Wednesday, 22 April 2015

Making a Choice

Jenni says:

As our next appointments are Friday for me and Monday for Anai, we have been doing a little bit of lazing around. We discovered that we have access to Guatemalan Netflix and that it is far superior to Canadian Netflix. So as Anai's grandparents went into the city, we stayed in at their up-the-mountain house and did a whole lot of nothing. Which was awesome.

We did get one big thing done: we chose a donor.

A lot of people ask all sorts of questions when we tell them we are going to be using a donor. What will you be looking for? What attributes do you want? Will it be anonymous? Etcetera. The long story short for us, is we really don't care.

That might sound weird, but ultimately, we aren't into a "designer" choice. We have looked at donor profiles online before, and there is a huge variety of things that people seem interested in looking for. Many sperm banks even have options of purchasing the donor's baby picture, or buying an essay, or a sample of their voice; the list goes on. I suppose people may want to give those things to their children as a momento? But the reality is that it is coming from a company who is attempting to make money. You don't know if the essay, or the picture or even the voicenote is really what they say it is. Ultimately, if you choose an anonymous donor, you or your children won't be able to know who the donor is.

That being said, the clinic here in Guatemala certainly didn't give us many options--at least if we wanted to choose a local donor, which we did. There was no option to pay more money for an "Open I.D." donor (someone who donated and was willing to meet the child when they are older). The only choice was an anonymous donor. I felt a little relieved at that, because it was something that I wasn't sure of. Making that choice, to choose to have an anonymous donor, was something that I struggled with morally. I read some websites/forums from people who were donor-conceived, or who had used donors, and a reoccurring theme was sadness at not being able to find their paternal/maternal donor.

I do understand that not all people would feel that way, and it definitely doesn't mean our children will feel that way. But while I would prefer an anonymous donor for a lot of reasons, I still felt like I was taking away an option for my own personal reasons. I don't want to share my children with anyone (other than Anai of course) and that probably is a very selfish reason for wanting anonymous donors. So when this clinic didn't have an "open I.D" option--I was relieved that the decision was out of my hands. I don't know what would have happened if they had the option, I only know that this is what is available for us.

Since we need donor material for at least six tries, it also complicated the choice for a donor. We need six samples because even though we hope it works first time, if Anai were to get pregnant and not myself, for the second go around we would need the same donor for try number two, and so on. So the clinic gave us a small folder with donor profiles and told us to pick one we wanted, call them and they would tell us if there was six samples.

When I say small folder, I mean...very small. There were only four donor profiles to choose from. This was because we needed samples very soon (Friday) and their process for recruitment of donors included a six month quarantine period for any sample. The clinic runs their own sperm bank, but they have only been using this process since 2013, so it limited the number of samples that are available now, this week, immediately.

There was also an option to buy from a California sperm bank and have it shipped, but not only did it cost an extra $1000 US, it wasn't what we wanted. We wanted a Guatemalan donor, even if we were doing this in Canada, as we want that connection to Guatemala itself. We want that heritage for our children, so that when the tooth rat comes instead of a tooth fairy, it can be a part of their sense of self. (Ok, ok, tooth mouse, I don't think it's actually a rat. But even so, it's super cute.)

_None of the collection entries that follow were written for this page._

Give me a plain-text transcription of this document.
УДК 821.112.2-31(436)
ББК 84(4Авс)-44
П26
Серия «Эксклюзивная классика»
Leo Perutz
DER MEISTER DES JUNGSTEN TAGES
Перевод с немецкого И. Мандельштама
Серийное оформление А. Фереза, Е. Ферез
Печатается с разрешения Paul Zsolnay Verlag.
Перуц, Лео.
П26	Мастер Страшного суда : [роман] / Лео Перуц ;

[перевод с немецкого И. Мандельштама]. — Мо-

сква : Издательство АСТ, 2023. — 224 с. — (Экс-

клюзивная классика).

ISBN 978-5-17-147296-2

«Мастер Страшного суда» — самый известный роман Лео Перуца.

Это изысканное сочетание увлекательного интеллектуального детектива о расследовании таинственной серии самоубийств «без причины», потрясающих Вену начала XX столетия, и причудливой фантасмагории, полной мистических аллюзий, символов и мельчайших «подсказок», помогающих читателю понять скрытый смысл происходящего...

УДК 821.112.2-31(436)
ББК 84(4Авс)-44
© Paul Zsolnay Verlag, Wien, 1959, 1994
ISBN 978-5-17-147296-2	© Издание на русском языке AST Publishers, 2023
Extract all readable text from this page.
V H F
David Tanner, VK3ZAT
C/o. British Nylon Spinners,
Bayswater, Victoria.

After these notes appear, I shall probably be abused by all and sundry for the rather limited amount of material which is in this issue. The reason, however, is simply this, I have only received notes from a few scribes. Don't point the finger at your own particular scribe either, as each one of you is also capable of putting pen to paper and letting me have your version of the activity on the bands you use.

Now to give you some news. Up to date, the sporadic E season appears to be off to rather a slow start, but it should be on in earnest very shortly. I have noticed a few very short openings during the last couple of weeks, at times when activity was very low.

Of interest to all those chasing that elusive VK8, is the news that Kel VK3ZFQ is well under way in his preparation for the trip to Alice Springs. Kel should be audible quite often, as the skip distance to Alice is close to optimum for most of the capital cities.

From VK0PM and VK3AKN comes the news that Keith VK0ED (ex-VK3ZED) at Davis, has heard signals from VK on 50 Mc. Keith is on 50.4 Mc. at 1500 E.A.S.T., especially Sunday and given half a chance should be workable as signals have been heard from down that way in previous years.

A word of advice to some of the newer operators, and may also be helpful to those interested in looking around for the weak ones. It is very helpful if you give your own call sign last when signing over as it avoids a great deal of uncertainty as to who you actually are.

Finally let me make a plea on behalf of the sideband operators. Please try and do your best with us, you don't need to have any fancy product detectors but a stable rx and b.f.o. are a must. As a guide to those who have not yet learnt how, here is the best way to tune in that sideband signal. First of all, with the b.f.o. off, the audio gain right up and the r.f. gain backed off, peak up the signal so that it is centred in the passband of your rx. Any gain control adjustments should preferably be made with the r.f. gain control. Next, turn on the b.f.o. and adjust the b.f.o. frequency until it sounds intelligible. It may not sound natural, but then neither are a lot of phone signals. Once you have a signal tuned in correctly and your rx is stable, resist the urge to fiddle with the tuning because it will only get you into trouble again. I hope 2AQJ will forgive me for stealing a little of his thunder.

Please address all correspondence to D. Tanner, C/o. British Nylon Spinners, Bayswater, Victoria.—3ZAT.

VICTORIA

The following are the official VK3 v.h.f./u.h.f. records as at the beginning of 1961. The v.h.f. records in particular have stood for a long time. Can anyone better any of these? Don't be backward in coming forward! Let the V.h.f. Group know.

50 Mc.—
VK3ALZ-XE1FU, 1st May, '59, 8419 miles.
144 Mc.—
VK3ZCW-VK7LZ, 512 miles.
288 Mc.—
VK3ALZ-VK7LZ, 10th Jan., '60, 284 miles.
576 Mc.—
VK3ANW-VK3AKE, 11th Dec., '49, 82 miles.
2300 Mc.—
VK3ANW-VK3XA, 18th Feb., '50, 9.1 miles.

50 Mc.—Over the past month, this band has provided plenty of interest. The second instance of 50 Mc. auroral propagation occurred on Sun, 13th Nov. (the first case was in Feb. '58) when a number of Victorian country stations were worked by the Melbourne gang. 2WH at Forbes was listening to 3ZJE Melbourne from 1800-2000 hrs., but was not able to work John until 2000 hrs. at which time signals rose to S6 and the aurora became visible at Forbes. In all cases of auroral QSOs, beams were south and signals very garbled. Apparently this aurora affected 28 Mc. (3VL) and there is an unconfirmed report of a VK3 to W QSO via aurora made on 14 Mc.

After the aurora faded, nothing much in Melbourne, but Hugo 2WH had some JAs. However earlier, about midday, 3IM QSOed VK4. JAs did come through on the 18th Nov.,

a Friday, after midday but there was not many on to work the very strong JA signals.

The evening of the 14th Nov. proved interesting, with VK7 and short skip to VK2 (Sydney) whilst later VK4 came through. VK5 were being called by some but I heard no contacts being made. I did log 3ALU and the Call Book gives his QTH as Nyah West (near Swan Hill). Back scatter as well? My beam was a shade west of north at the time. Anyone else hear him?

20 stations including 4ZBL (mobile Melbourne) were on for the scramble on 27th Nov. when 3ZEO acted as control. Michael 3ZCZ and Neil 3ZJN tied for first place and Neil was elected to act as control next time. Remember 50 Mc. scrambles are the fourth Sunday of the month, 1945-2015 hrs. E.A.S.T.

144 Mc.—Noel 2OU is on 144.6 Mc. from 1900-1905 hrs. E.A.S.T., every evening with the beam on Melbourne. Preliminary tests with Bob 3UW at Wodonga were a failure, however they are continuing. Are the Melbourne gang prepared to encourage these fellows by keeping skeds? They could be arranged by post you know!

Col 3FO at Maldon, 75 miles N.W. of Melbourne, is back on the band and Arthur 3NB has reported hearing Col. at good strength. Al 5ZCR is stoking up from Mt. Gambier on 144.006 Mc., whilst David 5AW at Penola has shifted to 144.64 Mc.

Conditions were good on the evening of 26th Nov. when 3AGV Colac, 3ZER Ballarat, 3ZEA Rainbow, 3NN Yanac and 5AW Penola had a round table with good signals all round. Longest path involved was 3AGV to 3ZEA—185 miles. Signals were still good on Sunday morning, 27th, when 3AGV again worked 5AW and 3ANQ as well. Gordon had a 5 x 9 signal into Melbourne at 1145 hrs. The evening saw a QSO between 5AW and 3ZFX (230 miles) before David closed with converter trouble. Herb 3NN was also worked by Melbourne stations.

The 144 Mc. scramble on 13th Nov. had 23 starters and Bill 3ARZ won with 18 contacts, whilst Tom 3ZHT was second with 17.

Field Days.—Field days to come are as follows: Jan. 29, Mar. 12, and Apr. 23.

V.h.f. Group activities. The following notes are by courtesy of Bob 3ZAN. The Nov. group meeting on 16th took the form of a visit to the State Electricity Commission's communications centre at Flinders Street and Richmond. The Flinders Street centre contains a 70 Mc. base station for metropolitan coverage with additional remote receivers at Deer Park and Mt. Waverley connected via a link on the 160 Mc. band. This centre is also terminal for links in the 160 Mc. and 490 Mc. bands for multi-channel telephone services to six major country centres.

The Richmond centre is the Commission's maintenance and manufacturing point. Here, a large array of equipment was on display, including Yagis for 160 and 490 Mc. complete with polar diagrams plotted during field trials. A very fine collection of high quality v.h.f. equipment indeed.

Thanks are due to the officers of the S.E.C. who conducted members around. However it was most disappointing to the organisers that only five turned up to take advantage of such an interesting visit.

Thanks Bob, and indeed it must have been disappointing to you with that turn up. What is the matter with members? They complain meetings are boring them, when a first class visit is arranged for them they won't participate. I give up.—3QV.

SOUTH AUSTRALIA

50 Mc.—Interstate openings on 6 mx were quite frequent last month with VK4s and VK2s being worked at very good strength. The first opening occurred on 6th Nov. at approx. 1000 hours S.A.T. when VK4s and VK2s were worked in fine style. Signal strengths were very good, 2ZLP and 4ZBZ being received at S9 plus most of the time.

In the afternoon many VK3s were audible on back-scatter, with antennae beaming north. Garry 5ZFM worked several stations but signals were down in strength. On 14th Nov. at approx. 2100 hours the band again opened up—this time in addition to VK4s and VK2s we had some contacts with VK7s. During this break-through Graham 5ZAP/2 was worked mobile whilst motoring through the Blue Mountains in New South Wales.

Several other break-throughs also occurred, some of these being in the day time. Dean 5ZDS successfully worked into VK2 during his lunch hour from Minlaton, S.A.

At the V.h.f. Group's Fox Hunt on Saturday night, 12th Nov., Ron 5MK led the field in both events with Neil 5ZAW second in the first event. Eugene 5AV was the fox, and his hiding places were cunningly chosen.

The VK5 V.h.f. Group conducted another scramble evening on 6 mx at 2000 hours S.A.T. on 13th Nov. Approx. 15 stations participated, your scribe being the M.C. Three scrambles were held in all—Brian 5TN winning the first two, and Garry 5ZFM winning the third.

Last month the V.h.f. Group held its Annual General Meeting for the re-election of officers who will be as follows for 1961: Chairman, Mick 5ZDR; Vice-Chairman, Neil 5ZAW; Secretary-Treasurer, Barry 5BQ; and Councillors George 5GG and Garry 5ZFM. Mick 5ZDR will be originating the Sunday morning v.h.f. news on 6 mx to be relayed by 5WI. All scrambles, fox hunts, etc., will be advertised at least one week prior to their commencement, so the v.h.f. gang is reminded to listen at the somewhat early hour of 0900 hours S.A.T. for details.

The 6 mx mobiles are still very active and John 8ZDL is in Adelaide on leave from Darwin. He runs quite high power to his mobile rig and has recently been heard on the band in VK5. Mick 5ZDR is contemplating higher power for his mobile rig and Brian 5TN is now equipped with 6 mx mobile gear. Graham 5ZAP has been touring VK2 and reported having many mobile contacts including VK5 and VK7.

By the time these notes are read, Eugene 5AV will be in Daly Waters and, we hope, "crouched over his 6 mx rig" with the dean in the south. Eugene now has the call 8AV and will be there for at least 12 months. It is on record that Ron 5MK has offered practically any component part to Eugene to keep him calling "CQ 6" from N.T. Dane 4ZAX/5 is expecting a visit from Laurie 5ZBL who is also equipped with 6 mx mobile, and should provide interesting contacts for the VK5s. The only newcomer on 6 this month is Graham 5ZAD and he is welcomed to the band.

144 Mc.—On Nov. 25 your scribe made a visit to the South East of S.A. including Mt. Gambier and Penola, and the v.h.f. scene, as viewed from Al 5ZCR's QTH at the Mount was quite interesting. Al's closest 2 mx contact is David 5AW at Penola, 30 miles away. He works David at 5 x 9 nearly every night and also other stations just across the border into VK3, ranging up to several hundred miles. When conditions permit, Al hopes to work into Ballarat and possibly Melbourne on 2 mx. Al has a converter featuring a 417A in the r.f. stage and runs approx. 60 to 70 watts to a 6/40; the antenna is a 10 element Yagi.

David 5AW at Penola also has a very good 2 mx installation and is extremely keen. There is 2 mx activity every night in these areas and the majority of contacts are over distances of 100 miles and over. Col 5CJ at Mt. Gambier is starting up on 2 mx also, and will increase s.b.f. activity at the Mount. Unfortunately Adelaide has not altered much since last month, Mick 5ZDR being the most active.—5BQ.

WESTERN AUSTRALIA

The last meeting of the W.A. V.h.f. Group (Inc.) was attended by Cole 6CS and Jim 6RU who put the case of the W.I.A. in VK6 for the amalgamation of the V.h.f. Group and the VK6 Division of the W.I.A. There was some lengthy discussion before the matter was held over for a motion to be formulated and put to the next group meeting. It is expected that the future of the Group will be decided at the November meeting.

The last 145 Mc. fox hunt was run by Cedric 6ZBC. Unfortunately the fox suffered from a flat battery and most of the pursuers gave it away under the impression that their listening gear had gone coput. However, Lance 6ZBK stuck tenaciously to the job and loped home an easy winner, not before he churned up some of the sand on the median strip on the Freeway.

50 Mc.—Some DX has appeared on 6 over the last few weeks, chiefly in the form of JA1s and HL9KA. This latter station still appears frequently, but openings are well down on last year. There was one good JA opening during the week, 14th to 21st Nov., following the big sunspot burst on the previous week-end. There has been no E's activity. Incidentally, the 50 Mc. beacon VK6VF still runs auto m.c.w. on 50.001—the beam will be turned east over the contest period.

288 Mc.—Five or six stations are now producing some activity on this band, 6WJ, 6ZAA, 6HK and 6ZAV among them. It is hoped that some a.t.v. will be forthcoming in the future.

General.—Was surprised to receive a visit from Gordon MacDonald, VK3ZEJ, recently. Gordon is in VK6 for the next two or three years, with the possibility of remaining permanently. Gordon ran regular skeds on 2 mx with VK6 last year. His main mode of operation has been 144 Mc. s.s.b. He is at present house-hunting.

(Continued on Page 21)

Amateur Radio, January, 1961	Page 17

So here it is, the choice of a (hopeful) lifetime:

 
All we really know is the very basics. Eye colour, hair colour, height, weight. And that he apparently likes music, and is a university student. Or was at the time. I think that there could be a lot of ethical issues with how you choose, or why you choose, but really, when we think of it, we want to have kids. To do so, we need to choose a donor. I was happy it wasn't some sort of weird gambit where you fight it out with oh this one has a better education, but this one is taller. I liked that we chose what we did because we want a connection to Guatemala. Not because we want a certain ethnicity of a child, or with a certain hair colour, or eye colour. Because Anai was born here, and we want to embrace and love that culture, and we want our children to love it and know it.
 
I hope that we can bring them here often, and that they can see it the way we do right now. As a place that started a lot of things for our family. Anai's family is here, and without that, I wouldn't have met her. We're using a clinic here, and without it, we wouldn't be on this journey to having kids. I want our children to know that ultimately they were wanted (more than anything!!) that they're beautiful, and I hope they feel at home here in Guatemala and in Canada, and they get to enjoy the best of both worlds.